Candidate Profile: Ryan McAdams

Ryan McAdams_1528744116733.jpg.jpg

Name: Ryan McAdams

Party: Republican

Biography: Ryan McAdams lives in Charles City County, Va. He graduated from Virginia Commonwealth University with a bachelor’s degree in psychology. He also earned a master’s of divinity from Gordon Conwell Theological Seminary. He has worked as a full-time social worker and a crisis intervention specialist. He is currently the senior leader of Agape Mission Church in Williamsburg, Va.


1. Why should Virginians elect you to Congress?

I am a proven leader with character and principle, uniquely qualified and equipped to serve the diverse people of the 4th District. I care about people, families and the future of our great country and I will tirelessly work to bring practical solutions to the citizens of the 4th District.

2. What was the most important vote taken in your district in 2018 and why?

The Tax Cuts and Jobs Acts has produced tremendous results for the people of the 4th District. We have unprecedented economic and job growth and Americans are once again optimistic about their financial future. Unemployment in Virginia is at an historic low of 3.1% and the workforce is larger than it has ever been, with businesses booming, hiring and investing. My opponent voted against the Tax Cuts and Jobs Act and he will vote to raise taxes, increase regulations and stunt the positive economic results that are practically helping families and individuals. I will work to continue to lower taxes for small businesses and remove burdensome regulations and government interference. I am for well paying jobs and prosperity for all Americans.

3. What is the biggest issue facing your district, and how do you plan to address it?

What I hear constantly from the people of the 4th District is that they feel abandoned from Donald McEachin and without caring representation in Washington. I have heard countless times from citizens, even Democrats, that McEachin’s constituency services are not responsive and woefully inadequate. I believe the fundamental responsibility of a Congressional Representative, apart from legislating, is to be accessible to the people and attentive to their needs. When government is a burden and people are in need of help, citizens should be able to reach out to their Congressman and receive responsive service to resolve their problem. I am not a career politician given to empty words and promises. I am a person “of the people and for the people” and I will make it a priority to provide the best possible service to the good people of the 4th District.

4. What businesses and industries would you try to attract to your district?

First of all, I want to take care of the businesses and industry that we have in the District already. There is a tremendous amount of farming and agricultural businesses in the District and they need representation and help. We must pass a good Farm Bill. I want to work to lower taxes and burdensome regulations even more for existing small businesses across the District. I want to see Ft. Lee continue to prosper and expand, which brings in approximately 2.4 billion dollars into the area economy. I will work to get broadband to the rural areas so that businesses have the technology they need to keep up. I want to work to open up the Route 17 corridor in the Chesapeake/Suffolk area so that commerce can flow more freely to the port from North Carolina and so new businesses and manufacturing will be drawn to the area. I would like to work to see industry and manufacturing be revitalized in the Jefferson Davis corridor south of Richmond. I will provide proactive leadership working with all the stakeholders in the public and private arena to see growth and prosperity come to the 4th District.

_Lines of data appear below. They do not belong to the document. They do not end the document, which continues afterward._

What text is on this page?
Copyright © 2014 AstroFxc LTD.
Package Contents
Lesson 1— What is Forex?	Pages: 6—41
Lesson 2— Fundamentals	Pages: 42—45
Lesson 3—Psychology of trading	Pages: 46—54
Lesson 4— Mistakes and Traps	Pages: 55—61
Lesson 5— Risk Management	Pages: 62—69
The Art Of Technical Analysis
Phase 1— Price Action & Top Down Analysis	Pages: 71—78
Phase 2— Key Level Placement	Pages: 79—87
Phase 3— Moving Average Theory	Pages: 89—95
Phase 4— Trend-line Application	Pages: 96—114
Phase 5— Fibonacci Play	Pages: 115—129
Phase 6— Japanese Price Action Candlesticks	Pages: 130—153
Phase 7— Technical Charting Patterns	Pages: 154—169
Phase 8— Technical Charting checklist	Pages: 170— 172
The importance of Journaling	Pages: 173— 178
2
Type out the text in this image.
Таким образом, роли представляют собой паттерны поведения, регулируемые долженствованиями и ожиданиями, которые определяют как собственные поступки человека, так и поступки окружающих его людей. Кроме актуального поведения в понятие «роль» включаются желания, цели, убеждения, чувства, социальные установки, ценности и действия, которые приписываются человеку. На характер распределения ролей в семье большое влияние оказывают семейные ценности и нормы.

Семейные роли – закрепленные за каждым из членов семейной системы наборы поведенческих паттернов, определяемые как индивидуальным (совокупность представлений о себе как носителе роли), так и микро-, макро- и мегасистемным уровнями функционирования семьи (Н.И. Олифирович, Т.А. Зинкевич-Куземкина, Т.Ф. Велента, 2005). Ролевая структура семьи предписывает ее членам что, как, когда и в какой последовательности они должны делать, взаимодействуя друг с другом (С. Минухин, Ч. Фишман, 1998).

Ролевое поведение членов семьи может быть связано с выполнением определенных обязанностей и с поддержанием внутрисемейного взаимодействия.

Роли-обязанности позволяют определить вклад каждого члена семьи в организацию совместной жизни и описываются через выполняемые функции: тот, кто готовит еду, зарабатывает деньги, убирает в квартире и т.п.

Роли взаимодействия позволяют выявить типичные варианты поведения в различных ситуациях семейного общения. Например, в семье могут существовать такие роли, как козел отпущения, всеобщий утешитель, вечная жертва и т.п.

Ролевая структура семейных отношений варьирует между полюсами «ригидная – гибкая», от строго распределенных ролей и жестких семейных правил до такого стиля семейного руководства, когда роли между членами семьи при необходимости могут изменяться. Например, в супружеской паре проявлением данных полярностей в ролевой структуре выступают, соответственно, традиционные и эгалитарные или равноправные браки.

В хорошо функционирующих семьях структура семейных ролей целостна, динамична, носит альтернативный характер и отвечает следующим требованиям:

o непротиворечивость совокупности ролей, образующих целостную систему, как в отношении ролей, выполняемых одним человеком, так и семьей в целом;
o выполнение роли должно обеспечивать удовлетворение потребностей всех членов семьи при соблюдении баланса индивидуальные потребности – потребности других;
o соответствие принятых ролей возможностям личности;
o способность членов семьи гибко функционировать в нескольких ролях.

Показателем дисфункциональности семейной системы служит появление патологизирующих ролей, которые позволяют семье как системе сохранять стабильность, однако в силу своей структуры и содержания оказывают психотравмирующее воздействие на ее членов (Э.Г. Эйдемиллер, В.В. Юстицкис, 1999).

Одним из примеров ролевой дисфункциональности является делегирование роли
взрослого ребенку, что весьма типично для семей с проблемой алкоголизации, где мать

5. What are the top three challenges facing the Department of Defense, and how would you address them?

In the 4th District, a major concern is the rising sea level and sinking ground, which will negatively effect the Naval base and our related assets. We need to search for solutions to this growing issue and make sure our base is secure. Secondly, budget sequestration is something that I believe is detrimental to the military and should be permanently removed. I believe in balancing our budget and reducing our deficit, but we should set our defense budget based on the threats we face and the strategy needed to counteract those threats. I support a robust and well-funded military to secure a peaceful future. Thirdly, I think we face a huge challenge to take care of our veterans when they leave the armed services. One of my top priorities in Congress will be to serve our heroes and help them transition into civilian life. The 4th District has more than 68,000 veterans and that number is growing. Many need counseling services, affordable housing, vocational and workforce training when they leave the service and after. I will work hard every day to help our vets get the services they need to transition well and prosper in civilian life. Our veterans sacrificed so much and gave us their best and they deserve the best we can provide.

6. In the face of a government shutdown, is it more important to make sure the budget passes or that your legislative aims are achieved? How would you apply your answer to the most recent shutdown threat?

The budgetary process is broken. A small group of politicians are holding hostage the American people with continuing resolutions that are bypassing the prescribed constitutional process. This high drama game only serves to politicize the process even more and pile on more debt. I am for returning the budgetary process to the 12 committees as the Constitution instructs, where budgets can be worked out and negotiated. The American people elected their Representatives to be their voice in the budget process and they rightfully should be. In relation to the “most recent shutdown threat” – I would have not voted for the budget unless Planned Parenthood was defunded and adequate money was allocated for securing the border. President Trump was elected by the American people to get that done and those two agenda items should have been taken care of in the budget before passing.